Pour quelle étrange raison Freud ne peut-il s'en passer ? Parce qu'il avoue lui-même être dans l'audace du conquistador, une posture revendiquée par lui contre celle du scientifique. La preuve dans cette lettre à Fliess : "Je ne suis absolument pas un homme de science, un observateur, un expérimentateur, un penseur. Je ne suis rien d'autre qu'un conquistador par tempérament, un aventurier si tu veux bien le traduire ainsi, avec la curiosité, l'audace et la témérité de cette sorte d'homme."
Métapsychologue, parapsychologue, Freud, soucieux de voir ce qui se trouve après la psychologie, au-delà d'elle, sait bien que personne ne viendra lui contester ses trouvailles, car personne ne va là où il prétend être allé avec force autoanalyse et prétendus dépeçages de cas cliniques en quantité - qui s'avèrent manquer cruellement quand on effectue un réel travail d'historien de la psychanalyse...
Qui peut rivaliser avec un homme qui se prétend scientifique, mais revendique l'audace du péremptoire ? Quel individu soucieux de raison, de logique, de raisonnements, de preuves et d'arguments, peut ébranler un tant soit peu le discours fantasque d'un homme qui prétend que, si le réel ontogénétique dit une chose, mais que la fiction phylogénétique en dit une autre, alors cette dernière sera plus vraie que l'autre, parce qu'elle est la voie royale de l'audacieux ? Quelle démonstration psychologique peut ravager une folie métapsychologique ? Quel philosophe peut débattre raisonnablement avec un défenseur de l'occultisme ?
Quel penseur pourrait combattre le délirant qui croit plus à ses légendes (le complexe d'Œdipe, la horde primitive patriarcale, le meurtre du père, le banquet cannibale, la crainte de la castration, etc.) qu'à la réalité historique qui invalide toutes ces histoires à dormir debout ? Lire ou relire L'Irruption de la morale sexuelle, du psychanalyste Wilhelm Reich (Payot), pour un démontage en bonne et due forme...
Le combat est perdu d'avance.
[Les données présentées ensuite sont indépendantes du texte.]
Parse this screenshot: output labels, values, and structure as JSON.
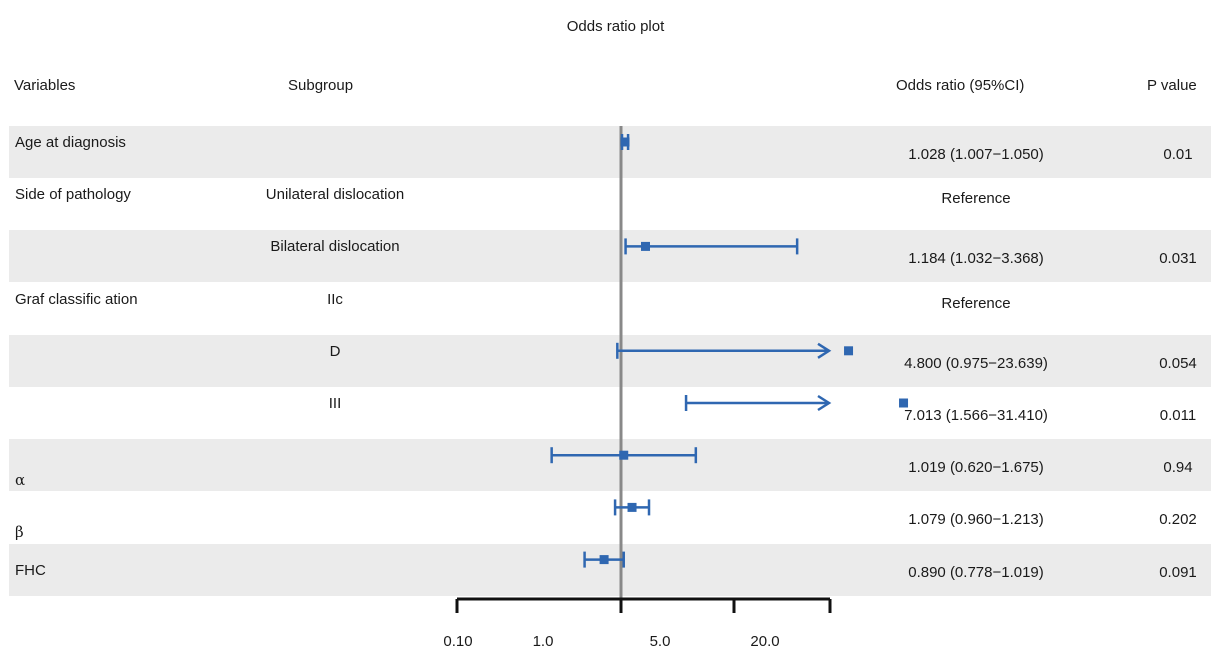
{
  "chart_data": {
    "type": "forest",
    "title": "Odds ratio plot",
    "columns": {
      "variables": "Variables",
      "subgroup": "Subgroup",
      "or": "Odds ratio (95%CI)",
      "p": "P value"
    },
    "reference_line": 1.0,
    "x_scale": "log",
    "x_ticks": [
      {
        "label": "0.10",
        "value": 0.1
      },
      {
        "label": "1.0",
        "value": 0.316
      },
      {
        "label": "5.0",
        "value": 1.0
      },
      {
        "label": "20.0",
        "value": 3.16
      }
    ],
    "xlim": [
      0.1,
      31.4
    ],
    "rows": [
      {
        "variable": "Age at diagnosis",
        "subgroup": "",
        "or_text": "1.028 (1.007−1.050)",
        "p": "0.01",
        "or": 1.028,
        "lo": 1.007,
        "hi": 1.05,
        "shaded": true
      },
      {
        "variable": "Side of pathology",
        "subgroup": "Unilateral dislocation",
        "or_text": "Reference",
        "p": "",
        "shaded": false
      },
      {
        "variable": "",
        "subgroup": "Bilateral dislocation",
        "or_text": "1.184 (1.032−3.368)",
        "p": "0.031",
        "or": 1.184,
        "lo": 1.032,
        "hi": 3.368,
        "shaded": true
      },
      {
        "variable": "Graf classific ation",
        "subgroup": "IIc",
        "or_text": "Reference",
        "p": "",
        "shaded": false
      },
      {
        "variable": "",
        "subgroup": "D",
        "or_text": "4.800 (0.975−23.639)",
        "p": "0.054",
        "or": 4.8,
        "lo": 0.975,
        "hi": 23.639,
        "arrow": true,
        "shaded": true
      },
      {
        "variable": "",
        "subgroup": "III",
        "or_text": "7.013 (1.566−31.410)",
        "p": "0.011",
        "or": 7.013,
        "lo": 1.566,
        "hi": 31.41,
        "arrow": true,
        "shaded": false
      },
      {
        "variable": "α",
        "subgroup": "",
        "or_text": "1.019 (0.620−1.675)",
        "p": "0.94",
        "or": 1.019,
        "lo": 0.62,
        "hi": 1.675,
        "shaded": true
      },
      {
        "variable": "β",
        "subgroup": "",
        "or_text": "1.079 (0.960−1.213)",
        "p": "0.202",
        "or": 1.079,
        "lo": 0.96,
        "hi": 1.213,
        "shaded": false
      },
      {
        "variable": "FHC",
        "subgroup": "",
        "or_text": "0.890 (0.778−1.019)",
        "p": "0.091",
        "or": 0.89,
        "lo": 0.778,
        "hi": 1.019,
        "shaded": true
      }
    ],
    "colors": {
      "marker": "#2f67b1",
      "reference_line": "#888888",
      "row_shade": "#ebebeb"
    }
  }
}
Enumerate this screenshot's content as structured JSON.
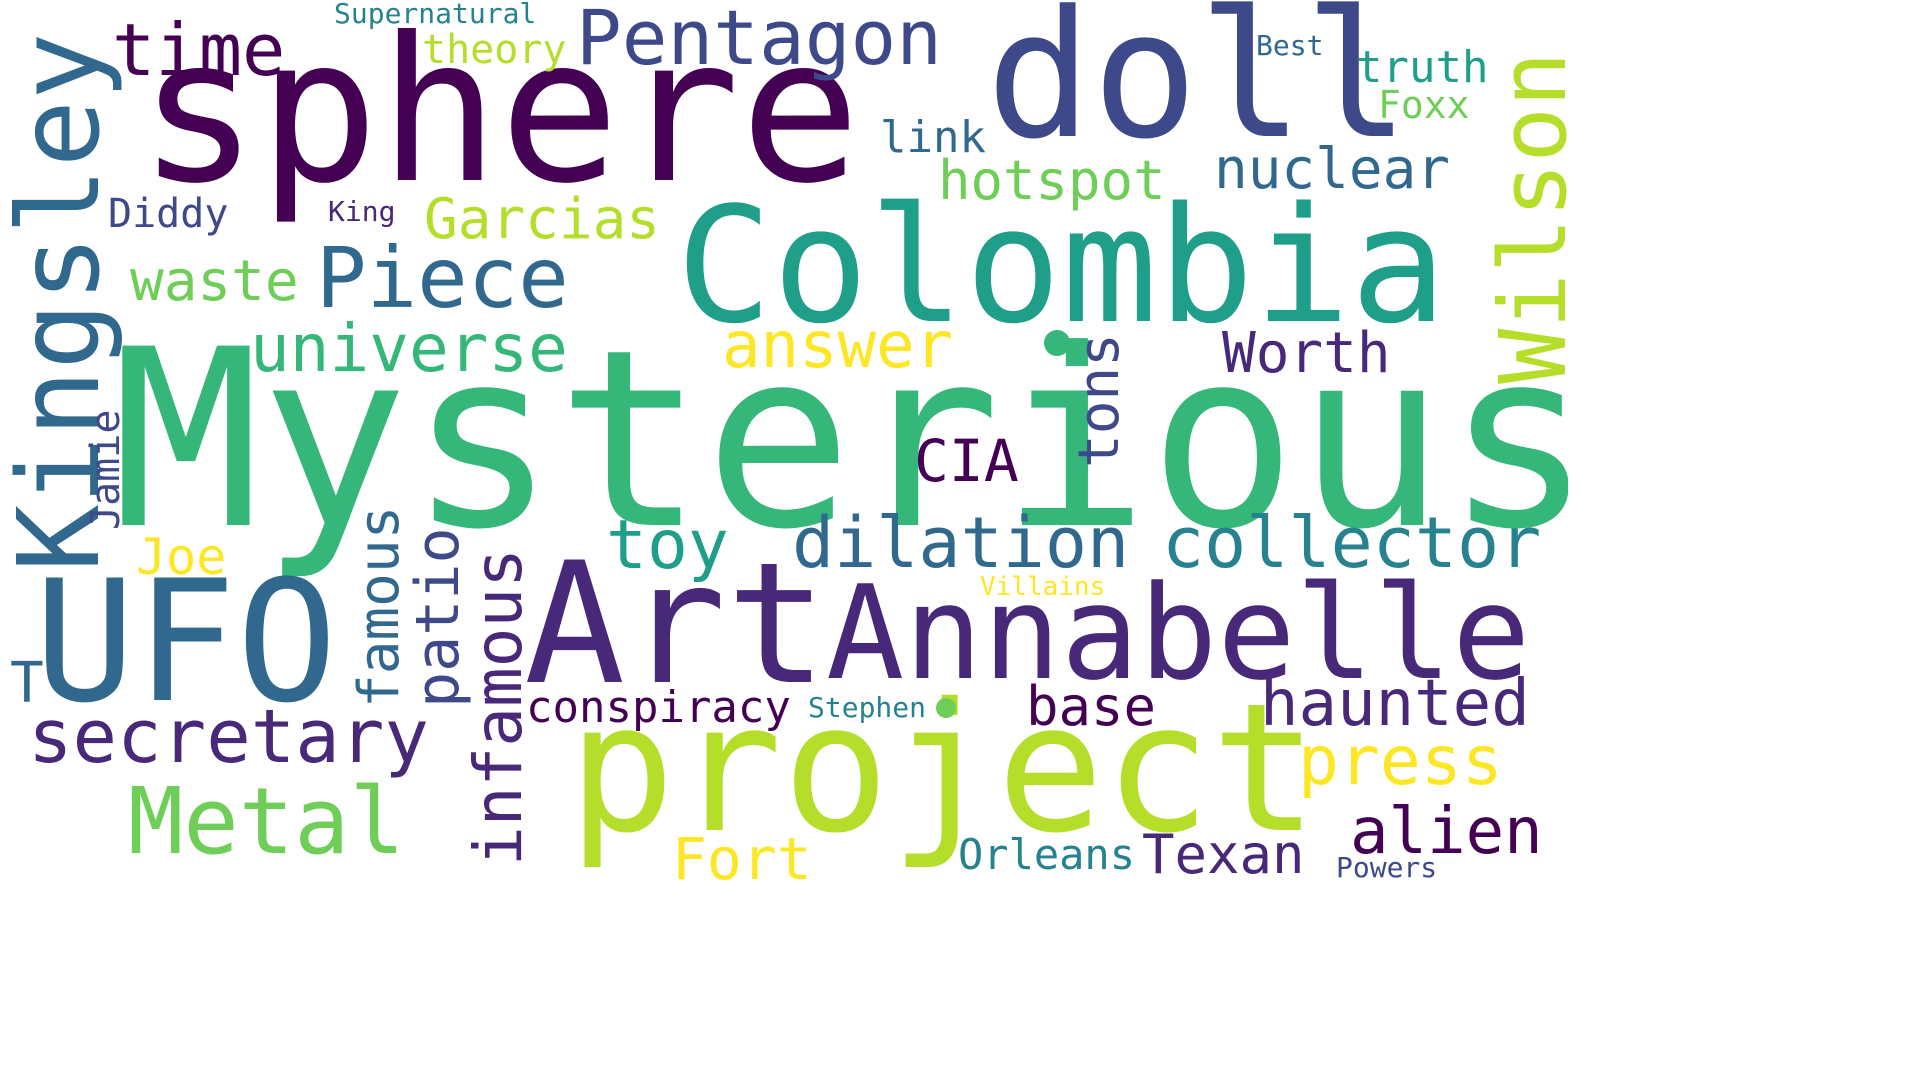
{
  "wordcloud": {
    "colors": {
      "background": "#ffffff",
      "v0": "#440154",
      "v1": "#482878",
      "v2": "#3e4989",
      "v3": "#31688e",
      "v4": "#26828e",
      "v5": "#1f9e89",
      "v6": "#35b779",
      "v7": "#6ece58",
      "v8": "#b5de2b",
      "v9": "#fde725"
    },
    "words": {
      "mysterious": "Mysterious",
      "sphere": "sphere",
      "colombia": "Colombia",
      "doll": "doll",
      "project": "project",
      "art": "Art",
      "annabelle": "Annabelle",
      "ufo": "UFO",
      "pentagon": "Pentagon",
      "time": "time",
      "piece": "Piece",
      "universe": "universe",
      "metal": "Metal",
      "secretary": "secretary",
      "dilation": "dilation",
      "collector": "collector",
      "answer": "answer",
      "hotspot": "hotspot",
      "nuclear": "nuclear",
      "worth": "Worth",
      "haunted": "haunted",
      "press": "press",
      "alien": "alien",
      "texan": "Texan",
      "base": "base",
      "toy": "toy",
      "garcias": "Garcias",
      "waste": "waste",
      "theory": "theory",
      "link": "link",
      "truth": "truth",
      "foxx": "Foxx",
      "best": "Best",
      "supernatural": "Supernatural",
      "diddy": "Diddy",
      "king": "King",
      "joe": "Joe",
      "cia": "CIA",
      "conspiracy": "conspiracy",
      "stephen": "Stephen",
      "villains": "Villains",
      "orleans": "Orleans",
      "fort": "Fort",
      "powers": "Powers",
      "t": "T",
      "kingsley": "Kingsley",
      "wilson": "Wilson",
      "tons": "tons",
      "famous": "famous",
      "patio": "patio",
      "infamous": "infamous",
      "jamie": "Jamie"
    }
  }
}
On ne convertit pas l'onaniste jouissant de ses fictions dans le confort de son arrière-monde. La psychanalyse est bien une folie à plusieurs, ce qui se nomme aussi une hallucination collective. Malheur au philosophe qui enseigne la nudité du roi freudien : un bûcher l'attend après le pal et le rouet, la poix et l'éviscération...
Mais qui se souvient du nom de l'accusateur de Socrate condamné à mort pour avoir philosophé ?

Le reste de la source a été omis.